More words went over my head as I thought more and more how I had never before considered Roy making love to another woman. About him doing the same things to her that he had done to me. He’d been an incredible lover. Always considerate, always determined to satiate me fully before himself. None of the other sexual relationships I’d ever had came close. And now, tonight, he would be going to a bedroom somewhere, and would make love as a new husband to his new bride, and no doubt do all the things to her we had done. And he’d be telling her they were soulmates. And not think for one damned second about me. About all we had once been and once had.

If I didn’t intervene.

The moment was getting closer. Less than a minute or so away, now. Father Martin continued towards the point of no return.

‘Roy and Cleo are now to enter this way of life.

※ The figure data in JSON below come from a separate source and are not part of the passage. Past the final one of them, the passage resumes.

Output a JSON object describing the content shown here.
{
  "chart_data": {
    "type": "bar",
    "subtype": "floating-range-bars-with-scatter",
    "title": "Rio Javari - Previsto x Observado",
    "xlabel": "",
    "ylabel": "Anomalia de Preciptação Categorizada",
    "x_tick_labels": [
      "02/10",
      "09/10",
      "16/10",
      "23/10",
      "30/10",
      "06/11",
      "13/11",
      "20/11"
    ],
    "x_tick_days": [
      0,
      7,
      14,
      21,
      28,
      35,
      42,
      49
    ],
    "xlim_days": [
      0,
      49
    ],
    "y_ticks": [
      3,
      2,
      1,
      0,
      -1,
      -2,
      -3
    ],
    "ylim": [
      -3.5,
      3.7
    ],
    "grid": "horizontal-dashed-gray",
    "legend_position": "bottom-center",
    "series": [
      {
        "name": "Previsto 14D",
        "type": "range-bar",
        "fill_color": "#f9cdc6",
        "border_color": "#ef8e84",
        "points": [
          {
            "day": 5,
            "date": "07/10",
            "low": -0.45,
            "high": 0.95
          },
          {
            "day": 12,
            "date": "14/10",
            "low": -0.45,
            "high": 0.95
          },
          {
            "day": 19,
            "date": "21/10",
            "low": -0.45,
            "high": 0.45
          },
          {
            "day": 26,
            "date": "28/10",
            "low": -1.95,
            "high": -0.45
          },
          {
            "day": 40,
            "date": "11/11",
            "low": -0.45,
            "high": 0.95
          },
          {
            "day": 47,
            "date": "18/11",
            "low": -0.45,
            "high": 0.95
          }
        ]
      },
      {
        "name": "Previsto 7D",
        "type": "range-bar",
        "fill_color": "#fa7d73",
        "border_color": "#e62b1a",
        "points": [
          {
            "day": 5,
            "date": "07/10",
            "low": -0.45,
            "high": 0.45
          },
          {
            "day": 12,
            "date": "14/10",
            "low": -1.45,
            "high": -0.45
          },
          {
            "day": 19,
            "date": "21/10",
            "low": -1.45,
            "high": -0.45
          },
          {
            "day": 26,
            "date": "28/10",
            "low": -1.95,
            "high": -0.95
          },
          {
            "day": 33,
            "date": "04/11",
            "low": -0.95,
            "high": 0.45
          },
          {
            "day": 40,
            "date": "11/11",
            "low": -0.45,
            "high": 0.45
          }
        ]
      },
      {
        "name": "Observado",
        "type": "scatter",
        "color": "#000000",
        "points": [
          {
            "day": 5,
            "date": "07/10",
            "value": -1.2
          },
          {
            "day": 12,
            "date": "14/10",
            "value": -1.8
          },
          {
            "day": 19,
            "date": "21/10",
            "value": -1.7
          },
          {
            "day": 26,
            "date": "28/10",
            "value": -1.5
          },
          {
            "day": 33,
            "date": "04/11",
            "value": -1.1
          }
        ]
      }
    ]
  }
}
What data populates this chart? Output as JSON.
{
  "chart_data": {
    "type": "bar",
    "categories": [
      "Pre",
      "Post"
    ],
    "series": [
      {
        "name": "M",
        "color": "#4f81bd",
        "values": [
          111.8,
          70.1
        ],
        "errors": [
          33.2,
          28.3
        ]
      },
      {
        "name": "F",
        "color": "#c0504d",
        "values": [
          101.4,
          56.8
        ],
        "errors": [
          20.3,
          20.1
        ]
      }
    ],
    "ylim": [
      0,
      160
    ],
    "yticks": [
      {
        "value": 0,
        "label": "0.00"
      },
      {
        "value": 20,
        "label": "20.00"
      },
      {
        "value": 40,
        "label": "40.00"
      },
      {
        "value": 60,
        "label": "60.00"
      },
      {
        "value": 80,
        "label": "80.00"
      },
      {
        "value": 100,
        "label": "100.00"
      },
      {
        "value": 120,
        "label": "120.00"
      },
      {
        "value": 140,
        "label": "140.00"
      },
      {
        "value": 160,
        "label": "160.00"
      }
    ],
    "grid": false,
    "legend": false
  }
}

They will each give their consent to the other and make solemn vows, and in token of this they will each give and receive a ring.’

I realized I was twisting the ring Roy had put on my finger nearly two decades ago.

‘We pray with Roy and Cleo that the Holy Spirit will guide and strengthen them, that they may fulfil God’s purposes for the whole of their earthly life together.’

I took a deep breath. Another. Then another.

NOW!

This was my moment. The chance to change my life. To go back to how it all had once been. I took yet another long, deep breath. Ran through the words again in my head.

YES, I KNOW A REASON! HE’S ALREADY MARRIED. TO ME!

Father Martin said, loudly, but with a smile, ‘First, I am required to ask anyone present who knows a reason these persons may not lawfully marry to declare it now.’

And suddenly, without warning, Roy turned and looked half comically back down the aisle, staring straight at me, it seemed. Staring straight through the veil into my eyes.

I froze.

He turned back to face the altar.

My legs had become unsteady and I had to hold on to the back of the pew in front of me for some moments. I thought I was going to throw up.

Had he seen me? Could he somehow know I was here? How?

It wasn’t possible.

But, I realized, what I wanted to do now wasn’t possible.

I had made this long journey to stop the wedding, but I couldn’t do it. I didn’t have the strength. I didn’t have...

A tornado of confusion was raging in my mind.

I have to do it.

Have to.

Have to.

NOW!

But I just stood, frozen. Terrified suddenly.

‘The vows you are about to take are made in the presence of God, who is judge of all and knows all the secrets of our hearts.’

I gripped Bruno’s hand so hard. Then, ignoring the sea of faces, I dragged him, half running, out of the church and out into the sunlit afternoon.

‘Mama!’ he protested.

Behind us I heard Father Martin’s voice. ‘Therefore if either of you knows a reason you may not lawfully marry, you must declare it now.’

I stood still, listening hard. Hoping. Half hoping.

‘Mama?’

‘Ssshhhh!’

‘Roy, will you take Cleo to be your wife? Will you love her, comfort her, honour and protect her, and, forsaking all others, be faithful to her as long as you both shall live?’

The silence seemed eternal. Then I heard the words I dreaded. Faint, but distinct enough. Like the whisper of a ghost.

‘I will.’

Dragging Bruno by his hand again, I ran, stumbling, blinded by my tears, down the church path to the road, and back up the hill towards where I had parked the rental car.